The Netherlands is to buy 8 or 9 more F-35s on top of the 37 already on order, Dutch Minister of Defense, Ank Bijleveld, said in an interview with Dutch newspaper Trouw.
“The cabinet in July has budgeted additional funds to closer meet [NATO] goals. We invest in special operations units, the cyber domain and F-35 fighter jets. Depending on the dollar exchange rate, we can procure eight or nine additional planes, on top of the 37 the previous cabinet had agreed to.”
When the interviewer asked about the NATO request for an addition of 15 aircraft, Bijleveld responded reservedly. “Within NATO [the Netherlands] is still ranking near the bottom when it comes to [defense] spending. In December I’ll travel with [prime minister] Rutte to a summit of heads of government. There we will have to justify ourselves. Thus we will have to take additional steps. Next year there will be a review of the defense budget. That should be finished by the 2020 spring budget.”

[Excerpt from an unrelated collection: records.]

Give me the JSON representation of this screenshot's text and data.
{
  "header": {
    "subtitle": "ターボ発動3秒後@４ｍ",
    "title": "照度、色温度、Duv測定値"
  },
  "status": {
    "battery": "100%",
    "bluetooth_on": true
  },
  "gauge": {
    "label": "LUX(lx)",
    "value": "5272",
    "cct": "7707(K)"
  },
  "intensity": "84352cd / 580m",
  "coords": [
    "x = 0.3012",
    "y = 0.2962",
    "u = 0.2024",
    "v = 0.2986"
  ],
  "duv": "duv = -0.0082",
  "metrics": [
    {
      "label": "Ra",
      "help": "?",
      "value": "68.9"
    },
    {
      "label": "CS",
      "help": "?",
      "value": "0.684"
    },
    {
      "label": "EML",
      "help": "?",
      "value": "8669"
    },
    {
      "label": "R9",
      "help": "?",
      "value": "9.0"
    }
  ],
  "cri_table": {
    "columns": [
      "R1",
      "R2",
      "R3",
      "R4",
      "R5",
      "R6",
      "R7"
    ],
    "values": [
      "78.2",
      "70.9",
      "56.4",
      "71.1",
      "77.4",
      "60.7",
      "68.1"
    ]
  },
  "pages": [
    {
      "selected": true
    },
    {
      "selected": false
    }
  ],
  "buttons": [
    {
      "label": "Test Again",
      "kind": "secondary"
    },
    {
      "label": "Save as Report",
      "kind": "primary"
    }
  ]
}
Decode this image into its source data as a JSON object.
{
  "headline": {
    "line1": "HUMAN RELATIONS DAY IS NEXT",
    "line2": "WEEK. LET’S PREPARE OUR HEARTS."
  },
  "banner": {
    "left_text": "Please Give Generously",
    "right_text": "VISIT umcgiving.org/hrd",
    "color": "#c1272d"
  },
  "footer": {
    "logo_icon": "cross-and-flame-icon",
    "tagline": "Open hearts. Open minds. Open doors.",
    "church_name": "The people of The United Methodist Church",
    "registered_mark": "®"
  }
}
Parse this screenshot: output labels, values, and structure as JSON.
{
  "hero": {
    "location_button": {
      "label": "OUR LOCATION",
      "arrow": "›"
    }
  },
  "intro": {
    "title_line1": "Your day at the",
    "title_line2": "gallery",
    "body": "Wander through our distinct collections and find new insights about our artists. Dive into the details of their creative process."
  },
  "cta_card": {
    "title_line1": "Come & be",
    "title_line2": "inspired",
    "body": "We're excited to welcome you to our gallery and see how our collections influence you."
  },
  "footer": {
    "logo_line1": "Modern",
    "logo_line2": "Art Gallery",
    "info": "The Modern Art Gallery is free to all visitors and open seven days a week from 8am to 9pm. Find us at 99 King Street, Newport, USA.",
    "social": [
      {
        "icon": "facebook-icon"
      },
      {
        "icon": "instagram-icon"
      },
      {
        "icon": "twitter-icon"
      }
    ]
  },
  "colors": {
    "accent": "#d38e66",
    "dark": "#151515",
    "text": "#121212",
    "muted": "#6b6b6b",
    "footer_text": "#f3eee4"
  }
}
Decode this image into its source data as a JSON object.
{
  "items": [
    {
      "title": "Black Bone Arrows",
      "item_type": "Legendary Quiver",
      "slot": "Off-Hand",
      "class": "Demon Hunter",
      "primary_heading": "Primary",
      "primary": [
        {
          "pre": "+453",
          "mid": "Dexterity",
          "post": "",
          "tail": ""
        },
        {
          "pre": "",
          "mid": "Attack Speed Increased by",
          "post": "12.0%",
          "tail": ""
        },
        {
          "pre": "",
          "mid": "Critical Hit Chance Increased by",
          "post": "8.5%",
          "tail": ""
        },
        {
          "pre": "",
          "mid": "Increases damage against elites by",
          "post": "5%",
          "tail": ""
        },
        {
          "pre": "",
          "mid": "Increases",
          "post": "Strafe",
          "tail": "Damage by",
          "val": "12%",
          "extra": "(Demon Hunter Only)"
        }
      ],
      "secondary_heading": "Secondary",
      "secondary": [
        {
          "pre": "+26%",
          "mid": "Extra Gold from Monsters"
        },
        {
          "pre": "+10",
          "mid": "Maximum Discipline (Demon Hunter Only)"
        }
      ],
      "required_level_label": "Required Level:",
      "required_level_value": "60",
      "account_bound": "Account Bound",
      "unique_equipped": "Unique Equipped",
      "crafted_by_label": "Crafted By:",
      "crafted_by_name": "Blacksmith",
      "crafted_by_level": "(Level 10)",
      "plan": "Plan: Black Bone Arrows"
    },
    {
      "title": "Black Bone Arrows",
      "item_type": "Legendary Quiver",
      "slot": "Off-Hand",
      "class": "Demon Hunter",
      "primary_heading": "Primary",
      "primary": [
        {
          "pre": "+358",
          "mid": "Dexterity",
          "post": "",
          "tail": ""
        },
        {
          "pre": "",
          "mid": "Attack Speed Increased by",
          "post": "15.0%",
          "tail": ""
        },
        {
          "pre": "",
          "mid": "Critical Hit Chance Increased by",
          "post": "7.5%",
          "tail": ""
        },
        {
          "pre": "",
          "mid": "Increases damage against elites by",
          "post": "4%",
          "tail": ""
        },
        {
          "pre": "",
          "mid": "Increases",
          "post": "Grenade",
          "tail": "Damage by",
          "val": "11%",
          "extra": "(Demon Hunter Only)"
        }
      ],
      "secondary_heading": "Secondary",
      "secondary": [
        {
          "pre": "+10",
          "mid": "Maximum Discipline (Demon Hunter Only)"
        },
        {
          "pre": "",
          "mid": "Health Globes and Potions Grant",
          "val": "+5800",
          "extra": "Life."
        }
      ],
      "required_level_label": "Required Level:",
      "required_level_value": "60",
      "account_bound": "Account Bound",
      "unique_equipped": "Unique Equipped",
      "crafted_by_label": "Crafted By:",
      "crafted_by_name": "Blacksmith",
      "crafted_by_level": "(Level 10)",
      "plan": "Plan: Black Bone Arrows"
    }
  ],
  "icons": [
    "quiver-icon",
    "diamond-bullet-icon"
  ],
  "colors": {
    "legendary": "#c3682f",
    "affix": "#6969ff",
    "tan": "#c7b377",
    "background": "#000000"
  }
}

According to additional reporting by Dutch state broadcaster NOS, the costs of a procurement of this size are anticipated to be between €600 and €700 million (US $674 to US $786 million). The purchase is part of a larger €1.5 billion (US $1.685 billion) investment in the armed forces. Aside from special operations forces and cyber, a portion of the remainder will also go to improving working conditions for defense staff.
The Netherlands had previously pledged to procure the 15 F-35s requested by NATO to form a third squadron. The procurement of 8 or 9 aircraft is likely a first step before a larger budget can be reserved for the full 15.
With the total of over 50 F-35 fighter jets planned, the Royal Netherlands Air Force will gain a similar number of the roughly 60 F-16 fighter jets currently in service. The introduction of the F-35 and the anticipated re-introduction of main battle tanks, the Netherlands armed forces should become more “robust and mobile” according to the Ministry of Defense.
The Ministry of Defense adds that this is necessary because of the “decreasing stability and security,” adding that there are “more complex threats” than before, likely referring to a resurgent Russia and conflicts in the Middle East fuelling terrorism in Europe.